Yep it’s worse than we thought. Great headlines for the MSM to pickup as usual. Surely they must have looked hard to make sure they had the cause & effect the right way round?
So the IPCC are wasting their time trying to stop the inevitable. They should be concentrating on a program of teaching everyone how to build house boats and how to swim.
Nope this is an AGW study. They work from the answer down to the question. They need there global warming story’s but temperature is not rising so the make up other story’s like this.
This story works also that way.
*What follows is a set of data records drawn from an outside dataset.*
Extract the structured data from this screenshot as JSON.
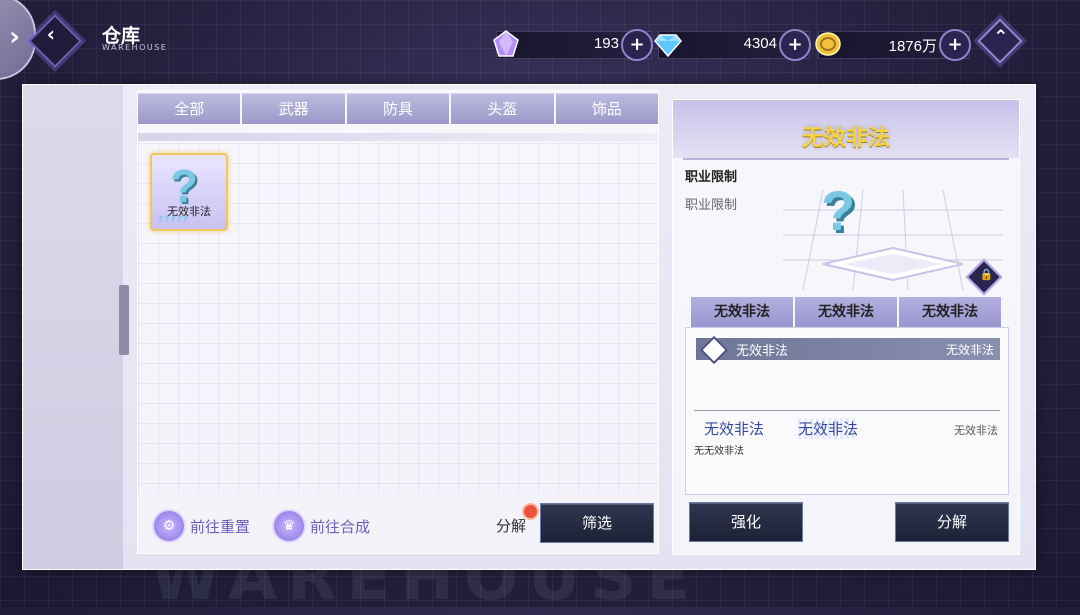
{
  "header": {
    "back_icon": "chevron-left-icon",
    "title": "仓库",
    "subtitle": "WAREHOUSE",
    "home_icon": "home-chevron-up-icon"
  },
  "resources": [
    {
      "icon": "purple-crystal-icon",
      "value": "193",
      "color": "#b58cff"
    },
    {
      "icon": "blue-diamond-icon",
      "value": "4304",
      "color": "#5fc7ff"
    },
    {
      "icon": "gold-coin-icon",
      "value": "1876万",
      "color": "#f0c040"
    }
  ],
  "inventory": {
    "tabs": [
      "全部",
      "武器",
      "防具",
      "头盔",
      "饰品"
    ],
    "items": [
      {
        "name": "无效非法",
        "icon": "question-mark-icon",
        "stars": "?????"
      }
    ],
    "go_reset_label": "前往重置",
    "go_synth_label": "前往合成",
    "decompose_label": "分解",
    "filter_label": "筛选"
  },
  "details": {
    "title": "无效非法",
    "job_limit_label": "职业限制",
    "job_limit_value": "职业限制",
    "sub_tabs": [
      "无效非法",
      "无效非法",
      "无效非法"
    ],
    "stat": {
      "name": "无效非法",
      "value": "无效非法"
    },
    "effects": {
      "a": "无效非法",
      "b": "无效非法",
      "c": "无效非法",
      "d": "无无效非法"
    },
    "enhance_label": "强化",
    "decompose_label": "分解"
  },
  "colors": {
    "accent_gold": "#f5d24a",
    "dark_button": "#1c2236",
    "tab_purple": "#9c98c8"
  }
}
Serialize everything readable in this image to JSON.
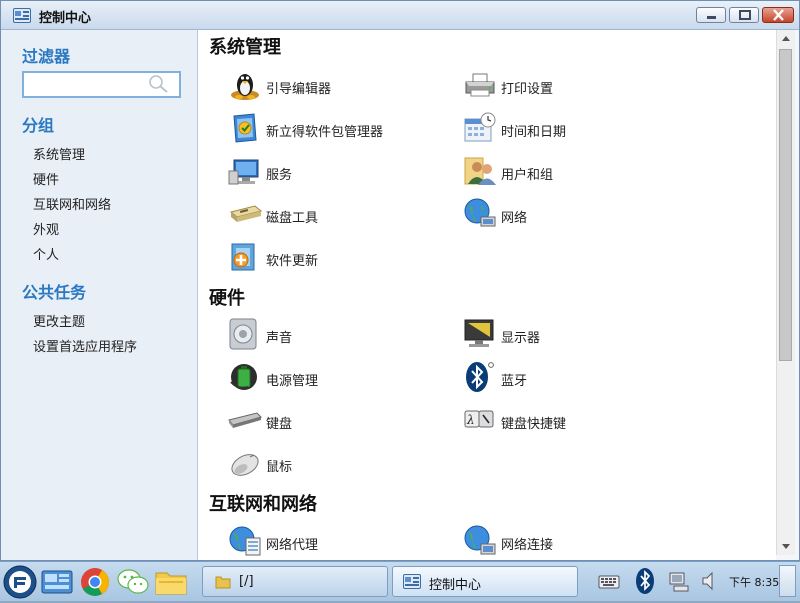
{
  "window": {
    "title": "控制中心",
    "buttons": {
      "minimize": "minimize",
      "maximize": "maximize",
      "close": "close"
    }
  },
  "sidebar": {
    "filter_heading": "过滤器",
    "search": {
      "value": "",
      "placeholder": ""
    },
    "group_heading": "分组",
    "groups": [
      "系统管理",
      "硬件",
      "互联网和网络",
      "外观",
      "个人"
    ],
    "tasks_heading": "公共任务",
    "tasks": [
      "更改主题",
      "设置首选应用程序"
    ]
  },
  "categories": [
    {
      "title": "系统管理",
      "items": [
        {
          "label": "引导编辑器",
          "icon": "tux-penguin-icon"
        },
        {
          "label": "打印设置",
          "icon": "printer-icon"
        },
        {
          "label": "新立得软件包管理器",
          "icon": "package-manager-icon"
        },
        {
          "label": "时间和日期",
          "icon": "calendar-clock-icon"
        },
        {
          "label": "服务",
          "icon": "services-monitor-icon"
        },
        {
          "label": "用户和组",
          "icon": "users-group-icon"
        },
        {
          "label": "磁盘工具",
          "icon": "disk-drive-icon"
        },
        {
          "label": "网络",
          "icon": "network-globe-icon"
        },
        {
          "label": "软件更新",
          "icon": "software-update-icon"
        }
      ]
    },
    {
      "title": "硬件",
      "items": [
        {
          "label": "声音",
          "icon": "speaker-icon"
        },
        {
          "label": "显示器",
          "icon": "display-icon"
        },
        {
          "label": "电源管理",
          "icon": "battery-icon"
        },
        {
          "label": "蓝牙",
          "icon": "bluetooth-icon"
        },
        {
          "label": "键盘",
          "icon": "keyboard-icon"
        },
        {
          "label": "键盘快捷键",
          "icon": "keyboard-shortcut-icon"
        },
        {
          "label": "鼠标",
          "icon": "mouse-icon"
        }
      ]
    },
    {
      "title": "互联网和网络",
      "items": [
        {
          "label": "网络代理",
          "icon": "network-proxy-icon"
        },
        {
          "label": "网络连接",
          "icon": "network-connection-icon"
        }
      ]
    }
  ],
  "taskbar": {
    "windows": [
      {
        "label": "[/]",
        "icon": "folder-icon"
      },
      {
        "label": "控制中心",
        "icon": "control-center-icon"
      }
    ],
    "launchers": [
      "start-menu-icon",
      "control-panel-icon",
      "chrome-icon",
      "wechat-icon",
      "file-manager-icon"
    ],
    "tray": [
      "keyboard-input-icon",
      "bluetooth-tray-icon",
      "network-tray-icon",
      "volume-icon"
    ],
    "clock": "下午 8:35"
  },
  "colors": {
    "accent_heading": "#2a78c2",
    "titlebar_top": "#e9f0f8",
    "titlebar_bottom": "#c9d9ec",
    "sidebar_bg": "#e8eff7",
    "close_button": "#c6452b",
    "taskbar": "#b8d1ea"
  }
}
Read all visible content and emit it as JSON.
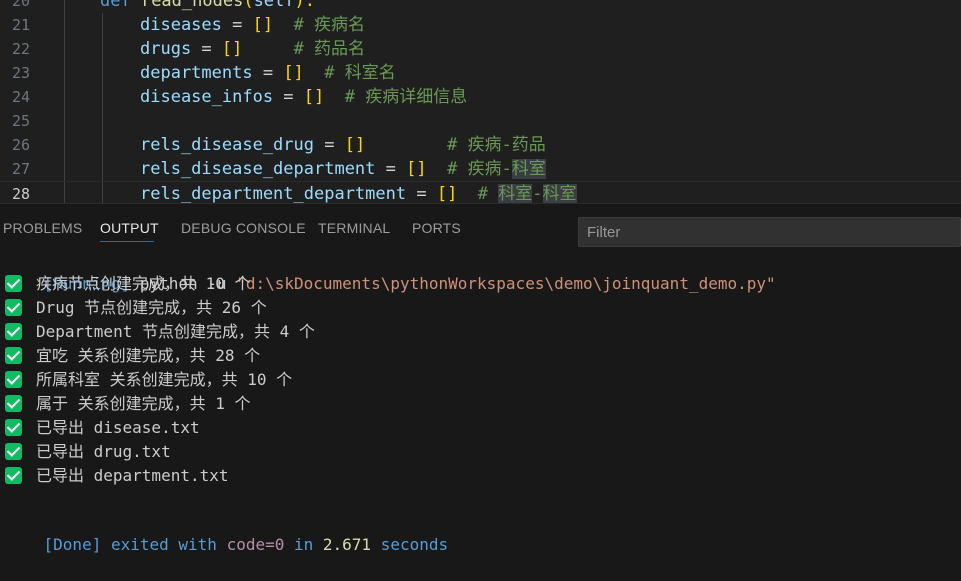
{
  "editor": {
    "lines": [
      {
        "num": "20",
        "parts": [
          {
            "t": "def ",
            "c": "kw"
          },
          {
            "t": "read_nodes",
            "c": "fn"
          },
          {
            "t": "(",
            "c": "b"
          },
          {
            "t": "self",
            "c": "v"
          },
          {
            "t": "):",
            "c": "b"
          }
        ],
        "indent": 100
      },
      {
        "num": "21",
        "parts": [
          {
            "t": "diseases",
            "c": "v"
          },
          {
            "t": " = ",
            "c": "o"
          },
          {
            "t": "[]",
            "c": "b"
          },
          {
            "t": "  # 疾病名",
            "c": "c"
          }
        ]
      },
      {
        "num": "22",
        "parts": [
          {
            "t": "drugs",
            "c": "v"
          },
          {
            "t": " = ",
            "c": "o"
          },
          {
            "t": "[]",
            "c": "b"
          },
          {
            "t": "     # 药品名",
            "c": "c"
          }
        ]
      },
      {
        "num": "23",
        "parts": [
          {
            "t": "departments",
            "c": "v"
          },
          {
            "t": " = ",
            "c": "o"
          },
          {
            "t": "[]",
            "c": "b"
          },
          {
            "t": "  # 科室名",
            "c": "c"
          }
        ]
      },
      {
        "num": "24",
        "parts": [
          {
            "t": "disease_infos",
            "c": "v"
          },
          {
            "t": " = ",
            "c": "o"
          },
          {
            "t": "[]",
            "c": "b"
          },
          {
            "t": "  # 疾病详细信息",
            "c": "c"
          }
        ]
      },
      {
        "num": "25",
        "parts": []
      },
      {
        "num": "26",
        "parts": [
          {
            "t": "rels_disease_drug",
            "c": "v"
          },
          {
            "t": " = ",
            "c": "o"
          },
          {
            "t": "[]",
            "c": "b"
          },
          {
            "t": "        # 疾病-药品",
            "c": "c"
          }
        ]
      },
      {
        "num": "27",
        "parts": [
          {
            "t": "rels_disease_department",
            "c": "v"
          },
          {
            "t": " = ",
            "c": "o"
          },
          {
            "t": "[]",
            "c": "b"
          },
          {
            "t": "  # 疾病-",
            "c": "c"
          },
          {
            "t": "科室",
            "c": "c hl"
          }
        ]
      },
      {
        "num": "28",
        "parts": [
          {
            "t": "rels_department_department",
            "c": "v"
          },
          {
            "t": " = ",
            "c": "o"
          },
          {
            "t": "[]",
            "c": "b"
          },
          {
            "t": "  # ",
            "c": "c"
          },
          {
            "t": "科室",
            "c": "c hl"
          },
          {
            "t": "-",
            "c": "c"
          },
          {
            "t": "科室",
            "c": "c hl"
          }
        ],
        "active": true
      }
    ]
  },
  "panel": {
    "tabs": [
      {
        "label": "PROBLEMS",
        "active": false
      },
      {
        "label": "OUTPUT",
        "active": true
      },
      {
        "label": "DEBUG CONSOLE",
        "active": false
      },
      {
        "label": "TERMINAL",
        "active": false
      },
      {
        "label": "PORTS",
        "active": false
      }
    ],
    "filter_placeholder": "Filter"
  },
  "output": {
    "running_tag": "[Running]",
    "command": " python -u ",
    "command_path": "\"d:\\skDocuments\\pythonWorkspaces\\demo\\joinquant_demo.py\"",
    "messages": [
      "疾病节点创建完成，共 10 个",
      "Drug 节点创建完成，共 26 个",
      "Department 节点创建完成，共 4 个",
      "宜吃 关系创建完成，共 28 个",
      "所属科室 关系创建完成，共 10 个",
      "属于 关系创建完成，共 1 个",
      "已导出 disease.txt",
      "已导出 drug.txt",
      "已导出 department.txt"
    ],
    "done_tag": "[Done]",
    "done_exited": " exited with ",
    "done_code": "code=0",
    "done_in": " in ",
    "done_time": "2.671",
    "done_seconds": " seconds"
  },
  "colors": {
    "accent": "#0078d4",
    "check": "#0fbb63"
  },
  "icons": {
    "success": "check-icon"
  }
}
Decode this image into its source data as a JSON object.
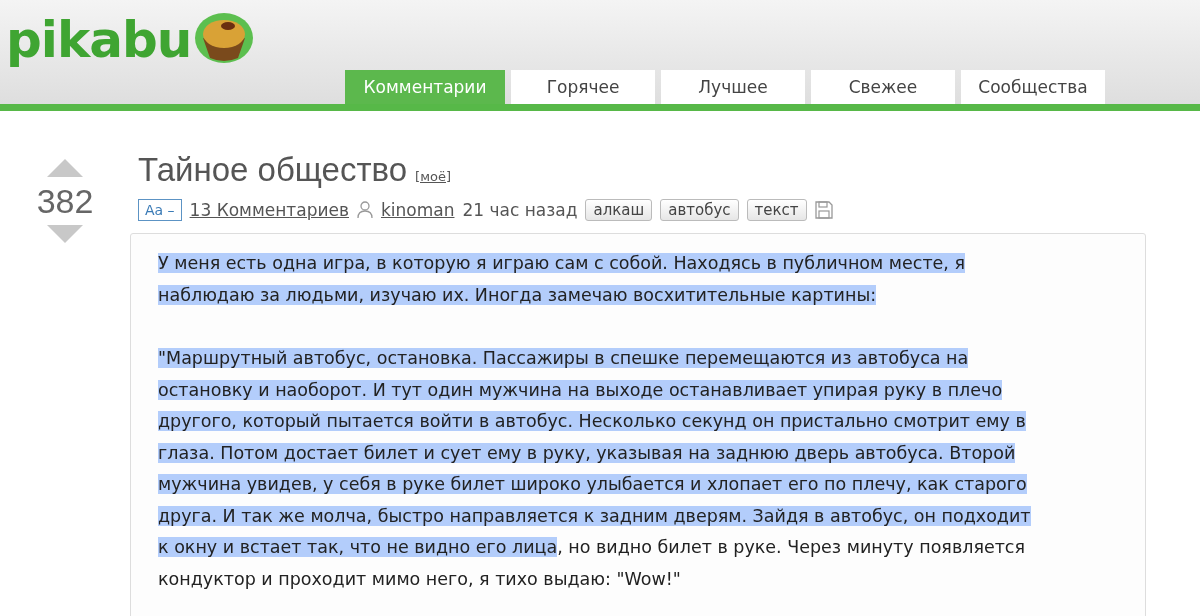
{
  "header": {
    "logo": "pikabu",
    "tabs": [
      {
        "label": "Комментарии",
        "selected": true
      },
      {
        "label": "Горячее",
        "selected": false
      },
      {
        "label": "Лучшее",
        "selected": false
      },
      {
        "label": "Свежее",
        "selected": false
      },
      {
        "label": "Сообщества",
        "selected": false
      }
    ]
  },
  "post": {
    "score": "382",
    "title": "Тайное общество",
    "title_tag": "[моё]",
    "font_toggle": "Аа –",
    "comments_link": "13 Комментариев",
    "author": "kinoman",
    "time": "21 час назад",
    "tags": [
      "алкаш",
      "автобус",
      "текст"
    ],
    "paragraphs": [
      [
        [
          {
            "text": "У меня есть одна игра, в которую я играю сам с собой. Находясь в публичном месте, я",
            "selected": true
          }
        ],
        [
          {
            "text": "наблюдаю за людьми, изучаю их. Иногда замечаю восхитительные картины:",
            "selected": true
          }
        ]
      ],
      [
        [
          {
            "text": "\"Маршрутный автобус, остановка. Пассажиры в спешке перемещаются из автобуса на",
            "selected": true
          }
        ],
        [
          {
            "text": "остановку и наоборот. И тут один мужчина на выходе останавливает упирая руку в плечо",
            "selected": true
          }
        ],
        [
          {
            "text": "другого, который пытается войти в автобус. Несколько секунд он пристально смотрит ему в",
            "selected": true
          }
        ],
        [
          {
            "text": "глаза. Потом достает билет и сует ему в руку, указывая на заднюю дверь автобуса. Второй",
            "selected": true
          }
        ],
        [
          {
            "text": "мужчина увидев, у себя в руке билет широко улыбается и хлопает его по плечу, как старого",
            "selected": true
          }
        ],
        [
          {
            "text": "друга. И так же молча, быстро направляется к задним дверям. Зайдя в автобус, он подходит",
            "selected": true
          }
        ],
        [
          {
            "text": "к окну и встает так, что не видно его лица",
            "selected": true
          },
          {
            "text": ", но видно билет в руке. Через минуту появляется",
            "selected": false
          }
        ],
        [
          {
            "text": "кондуктор и проходит мимо него, я тихо выдаю: \"Wow!\"",
            "selected": false
          }
        ]
      ]
    ]
  }
}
The answer is that sea levels rise because global worming and more CO2.
The question was probably like dos higher CO2 concentrations make sea level rise?
Then they look for a way to proof that CO2 and higher temperatures make sea levels rise.
This dos not mean it works that way but they found an likely correlation between the two just like whit CO2 and temperature. At some point they found that there could be a correlation between CO2 rise and temperature rise. And we all know where that whent.
In this case they found that 400 ppm CO2 what we have now is ideal. But there is a gap of 200 to 250 ppm to the point where the effect will be greater but to what site? Is there a increase of sea level rise or will the sea level go up much higher.
It is interesting what they don’t say. They do not appear to state that CO2 levels rise first followed by temperature, followed by sea-level rises!